I was so ashamed. I had a hard time speaking. My voice sounded raspy. I told him about my fears, feelings and how I feel ugly and dirty. I hated myself for letting the man rape me. I blamed myself for being there for so long. I had it coming. He just listened, as he promised. When I finished, there were no more tears to cry. I felt a little lighter. I kept it in me for too long.

"So basically… The pig has no blame?" I shook my head. "Great! Let's get him loose again…" I looked at him confused. "Yeah, I have him. My best men did their handiwork. His dick and balls are gone. He had a complete change of gender. He is a woman now. Not willingly, but it should teach him a lesson. He would never hurt a woman like he did you, but he was hurted like you already. The prisoners in the local penal facility were too long without a woman."

"Oh God! I am going to puke!" I almost didn't make it to the bathroom. When I was done, I had a strange feeling. I felt good. I felt like justice was served. It was bad. No human should be treated like that. And yet I couldn't help myself. I came back to him. He was waiting for me on the couch. "I am a terrible person. But… Thank you?" His eyes opened wide. I could see his left corner going up in a half smile. "What now?"

"Now? I think it's time for you to live again. I prepared your family funeral, the bodies were unrecognizable. They identified them from DNA. Yesterday the police called, you can bury them. The funeral is the day after tomorrow. Would you be able to handle that?" I nodded. Honestly I just hoped I could. "Good. The clothing for you will be here tomorrow. With a new phone and laptop. Your documents and ID will be ready next week."

"How did you handle all this in such a short time? With all the watching over me?" I was shocked and grateful. He shrugged his shoulders and mumbled something about the connections. It looked like there was more than he admitted. Maybe one day I will replace out.
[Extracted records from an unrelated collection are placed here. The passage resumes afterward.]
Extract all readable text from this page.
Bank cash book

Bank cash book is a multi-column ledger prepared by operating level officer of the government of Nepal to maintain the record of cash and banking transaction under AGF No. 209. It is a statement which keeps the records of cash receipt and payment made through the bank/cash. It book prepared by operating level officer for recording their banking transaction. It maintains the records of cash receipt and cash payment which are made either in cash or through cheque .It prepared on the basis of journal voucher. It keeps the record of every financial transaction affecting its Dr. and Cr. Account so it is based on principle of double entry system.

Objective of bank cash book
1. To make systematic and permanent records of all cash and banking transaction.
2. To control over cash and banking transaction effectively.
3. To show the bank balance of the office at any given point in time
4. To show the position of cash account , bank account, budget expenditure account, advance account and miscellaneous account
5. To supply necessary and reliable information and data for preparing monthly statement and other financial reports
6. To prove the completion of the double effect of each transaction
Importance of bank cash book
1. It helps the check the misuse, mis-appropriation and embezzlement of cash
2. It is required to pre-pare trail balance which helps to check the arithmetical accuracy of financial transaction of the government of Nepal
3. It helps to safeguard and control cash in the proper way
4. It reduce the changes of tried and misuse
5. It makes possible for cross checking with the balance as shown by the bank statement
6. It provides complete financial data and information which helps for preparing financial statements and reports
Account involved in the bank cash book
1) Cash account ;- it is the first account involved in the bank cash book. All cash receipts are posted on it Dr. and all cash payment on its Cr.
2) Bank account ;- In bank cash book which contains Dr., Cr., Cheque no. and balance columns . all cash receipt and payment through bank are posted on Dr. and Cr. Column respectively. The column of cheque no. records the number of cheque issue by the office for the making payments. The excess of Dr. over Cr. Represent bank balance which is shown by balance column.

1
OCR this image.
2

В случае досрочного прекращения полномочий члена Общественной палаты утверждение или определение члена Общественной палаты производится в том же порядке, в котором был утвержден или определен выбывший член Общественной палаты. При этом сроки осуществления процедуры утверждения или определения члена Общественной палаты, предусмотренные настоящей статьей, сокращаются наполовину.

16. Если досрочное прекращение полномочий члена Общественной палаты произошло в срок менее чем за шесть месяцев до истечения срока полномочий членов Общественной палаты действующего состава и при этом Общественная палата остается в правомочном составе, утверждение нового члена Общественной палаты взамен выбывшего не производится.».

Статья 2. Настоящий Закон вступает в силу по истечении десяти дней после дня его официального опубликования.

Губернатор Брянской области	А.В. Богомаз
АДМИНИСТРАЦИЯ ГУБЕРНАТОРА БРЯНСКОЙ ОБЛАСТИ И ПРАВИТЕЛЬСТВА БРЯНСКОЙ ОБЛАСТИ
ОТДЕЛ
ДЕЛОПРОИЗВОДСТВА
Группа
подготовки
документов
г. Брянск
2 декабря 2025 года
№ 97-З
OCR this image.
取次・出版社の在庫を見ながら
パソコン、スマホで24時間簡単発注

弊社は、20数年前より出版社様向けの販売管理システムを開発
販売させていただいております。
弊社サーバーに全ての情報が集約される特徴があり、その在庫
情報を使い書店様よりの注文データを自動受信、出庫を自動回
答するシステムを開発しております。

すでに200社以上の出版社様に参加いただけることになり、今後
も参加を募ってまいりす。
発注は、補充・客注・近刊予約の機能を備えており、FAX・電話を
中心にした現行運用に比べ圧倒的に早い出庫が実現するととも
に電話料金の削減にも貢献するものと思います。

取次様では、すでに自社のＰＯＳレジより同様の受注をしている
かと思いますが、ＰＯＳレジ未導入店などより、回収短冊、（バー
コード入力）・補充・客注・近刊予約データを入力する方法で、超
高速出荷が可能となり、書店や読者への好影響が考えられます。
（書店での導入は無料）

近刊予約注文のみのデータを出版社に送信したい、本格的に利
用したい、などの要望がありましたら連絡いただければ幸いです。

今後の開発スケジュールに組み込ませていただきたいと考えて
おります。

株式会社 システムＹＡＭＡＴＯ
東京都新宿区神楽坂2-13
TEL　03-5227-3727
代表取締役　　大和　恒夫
He took me downstairs to have dinner. I ate a little more without him feeding me. He looked satisfied with what he saw. My stomach yelled at me for too much food. I guess, it was time to start to get over the bad shit. To put my shit together.

Next morning I woke with my head on his chest, my legs mixed up in his and he held me close. I had to shift myself in the night. I had no nightmares, or I had no memories of them. I dared to look up at him. When I saw his brown eyes focused on me, I automatically neared my gaze. He gently raised my chin with his fingers. His other hand pushed me higher. I ended up facing him. I felt his erection pressing on my leg.

"Morning, kitty!" He kissed my cheek.

"Morning," I froze. "Wait! Kitty? We are not on a first name basis!"

"If you think so… Kitty!" He said teasingly.

If I say, it was making me hot, I would underestimate the situation. He was hot, very hard to resist and too close. He just stared at me. I could feel my body enjoying this. I felt the wetness between my legs. I was melting. At the same time I was scared.

"You are so beautiful…" He whispered. I blushed a little. I was not used to compliments. "Go, before I take you…" He let me lose. I was very fast in the bathroom, slamming the door shut. What the hell just happened?